The present was his favourite feat from its reality. There was something to go at, he always said, and for the hundredth time, perhaps, after performing the operation, and restoring with the help of a little gum, he took up the doctor’s tooth-key, fixed it carefully round a perfectly sound molar in the fine specimen upon whose excellences the doctor had before now lectured to students, and steadying the skull, the boy pretended to engage in a terrible struggle; then gave a quick twitch, and brought out the tooth, which he held with a smile as he struck an attitude before its silent owner.
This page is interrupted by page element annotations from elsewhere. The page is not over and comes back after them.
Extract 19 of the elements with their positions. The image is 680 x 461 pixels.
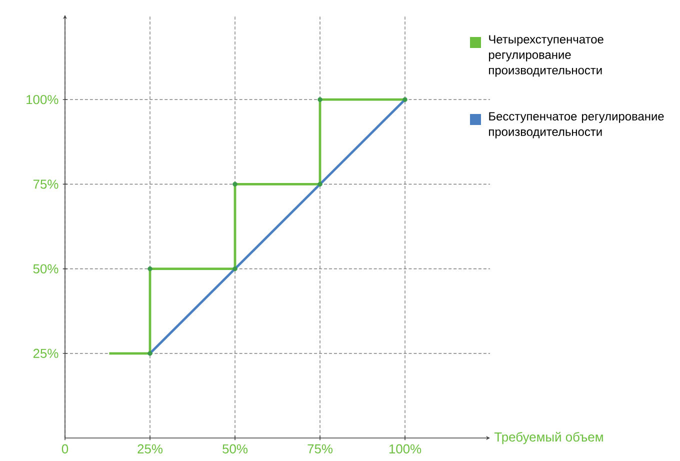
x-axis-title: Требуемый объем: [494, 432, 603, 444]
point: [402, 97, 408, 102]
legend-label: Четырехступенчатое регулирование производительности: [488, 35, 604, 77]
y-tick-label: 100%: [26, 95, 58, 104]
point: [148, 351, 152, 356]
x-tick-label: 0: [62, 444, 68, 454]
point: [148, 266, 152, 272]
x-tick-label: 75%: [308, 444, 333, 454]
point: [232, 182, 238, 187]
y-tick-label: 50%: [33, 264, 58, 274]
x-tick-label: 50%: [222, 444, 248, 454]
legend-label: Бесступенчатое регулирование производительности: [489, 112, 664, 138]
point: [318, 97, 322, 102]
y-tick-label: 25%: [33, 348, 58, 358]
point: [232, 266, 238, 272]
point: [318, 182, 322, 187]
x-tick-label: 25%: [138, 444, 163, 454]
y-tick-label: 75%: [33, 180, 58, 189]
x-tick-label: 100%: [389, 444, 422, 454]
The boy had seemed goblin-like before, but as he now stood there before the glistening relic of mortality, over which he had partly thrown the corner of the table-cloth, the scene was weird and grim in the extreme; for the one uncovered eye-socket seemed to leer at him in company with a ghastly pride, as if rejoicing at the relief the operation had afforded.

“Now yer better, ain’t yer?” said Bob. “Eh? Ah, I thought you would be. He was a tight ’un. Some ’un coming.”

Quick as thought, the boy snatched the skull from the back of the chair, slipped it into the long chest, closed the lid, thrust the tooth-key back into the drawer, and had thrown the cover on the table before the door at the end of the house-passage was opened, disclosing him, in spite of all his efforts, looking as if the mischief which lurked in the corners of his mouth, and flashed from his eyes, had been running to the full extent of its chain.